Md Biddut Hossain; Rupali Kiran Shinde; Shariar Md Imtiaz; F M Fahmid Hossain; Seok-Hee Jeon; Ki-Chul Kwon; Nam Kim

doi:10.1155/2024/8972980

Swin Transformer and the Unet Architecture to Correct Motion Artifacts in Magnetic Resonance Image Reconstruction

Int J Biomed Imaging. 2024 May 2:2024:8972980. doi: 10.1155/2024/8972980. eCollection 2024.

Authors

Md Biddut Hossain¹, Rupali Kiran Shinde¹, Shariar Md Imtiaz¹, F M Fahmid Hossain¹, Seok-Hee Jeon², Ki-Chul Kwon¹, Nam Kim¹

Affiliations

¹ Department of Information and Communication Engineering, Chungbuk National University, Cheongju-si 28644, Chungcheongbuk-do, Republic of Korea.
² Department of Electronics Engineering, Incheon National University, 119 Academy-ro, Yeonsu-gu, Incheon 22012, Republic of Korea.

Abstract

We present a deep learning-based method that corrects motion artifacts and thus accelerates data acquisition and reconstruction of magnetic resonance images.

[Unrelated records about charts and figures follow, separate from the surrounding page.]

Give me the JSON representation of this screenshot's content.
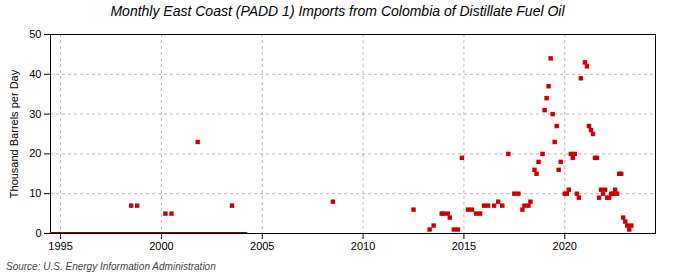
{
  "chart_data": {
    "type": "scatter",
    "title": "Monthly East Coast (PADD 1) Imports from Colombia of Distillate Fuel Oil",
    "ylabel": "Thousand Barrels per Day",
    "source": "Source: U.S. Energy Information Administration",
    "xlim": [
      1994.5,
      2024.5
    ],
    "ylim": [
      0,
      50
    ],
    "xticks": [
      1995,
      2000,
      2005,
      2010,
      2015,
      2020
    ],
    "yticks": [
      0,
      10,
      20,
      30,
      40,
      50
    ],
    "grid": true,
    "series": [
      {
        "type": "line",
        "color": "#8b0000",
        "x": [
          1994.5,
          2004.2
        ],
        "values": [
          0,
          0
        ]
      },
      {
        "type": "scatter",
        "color": "#cc0000",
        "marker": "square",
        "x": [
          1998.5,
          1998.8,
          2000.2,
          2000.5,
          2001.8,
          2003.5,
          2008.5,
          2012.5,
          2013.3,
          2013.5,
          2013.9,
          2014.0,
          2014.2,
          2014.3,
          2014.5,
          2014.7,
          2014.9,
          2015.2,
          2015.4,
          2015.6,
          2015.8,
          2016.0,
          2016.2,
          2016.5,
          2016.7,
          2016.9,
          2017.2,
          2017.5,
          2017.7,
          2017.9,
          2018.0,
          2018.2,
          2018.3,
          2018.5,
          2018.6,
          2018.7,
          2018.9,
          2019.0,
          2019.1,
          2019.2,
          2019.3,
          2019.4,
          2019.5,
          2019.6,
          2019.7,
          2019.8,
          2020.0,
          2020.1,
          2020.2,
          2020.3,
          2020.4,
          2020.5,
          2020.6,
          2020.7,
          2020.8,
          2021.0,
          2021.1,
          2021.2,
          2021.3,
          2021.4,
          2021.5,
          2021.6,
          2021.7,
          2021.8,
          2021.9,
          2022.0,
          2022.1,
          2022.2,
          2022.3,
          2022.4,
          2022.5,
          2022.6,
          2022.7,
          2022.8,
          2022.9,
          2023.0,
          2023.1,
          2023.2,
          2023.3
        ],
        "values": [
          7,
          7,
          5,
          5,
          23,
          7,
          8,
          6,
          1,
          2,
          5,
          5,
          5,
          4,
          1,
          1,
          19,
          6,
          6,
          5,
          5,
          7,
          7,
          7,
          8,
          7,
          20,
          10,
          10,
          6,
          7,
          7,
          8,
          16,
          15,
          18,
          20,
          31,
          34,
          37,
          44,
          30,
          23,
          27,
          16,
          18,
          10,
          10,
          11,
          20,
          19,
          20,
          10,
          9,
          39,
          43,
          42,
          27,
          26,
          25,
          19,
          19,
          9,
          11,
          10,
          11,
          9,
          9,
          10,
          10,
          11,
          10,
          15,
          15,
          4,
          3,
          2,
          1,
          2
        ]
      }
    ]
  }
}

The novel model, the Motion Artifact Correction by Swin Network (MACS-Net), uses a Swin transformer layer as the fundamental block and the Unet architecture as the neural network backbone. We employ a hierarchical transformer with shifted windows to extract multiscale contextual features during encoding. A new dual upsampling technique is employed to enhance the spatial resolutions of feature maps in the Swin transformer-based decoder layer. A raw magnetic resonance imaging dataset is used for network training and testing; the data contain various motion artifacts with ground truth images of the same subjects. The results were compared to six state-of-the-art MRI image motion correction methods using two types of motions. When motions were brief (within 5 s), the method reduced the average normalized root mean square error (NRMSE) from 45.25% to 17.51%, increased the mean structural similarity index measure (SSIM) from 79.43% to 91.72%, and increased the peak signal-to-noise ratio (PSNR) from 18.24 to 26.57 dB. Similarly, when motions were extended from 5 to 10 s, our approach decreased the average NRMSE from 60.30% to 21.04%, improved the mean SSIM from 33.86% to 90.33%, and increased the PSNR from 15.64 to 24.99 dB. The anatomical structures of the corrected images and the motion-free brain data were similar.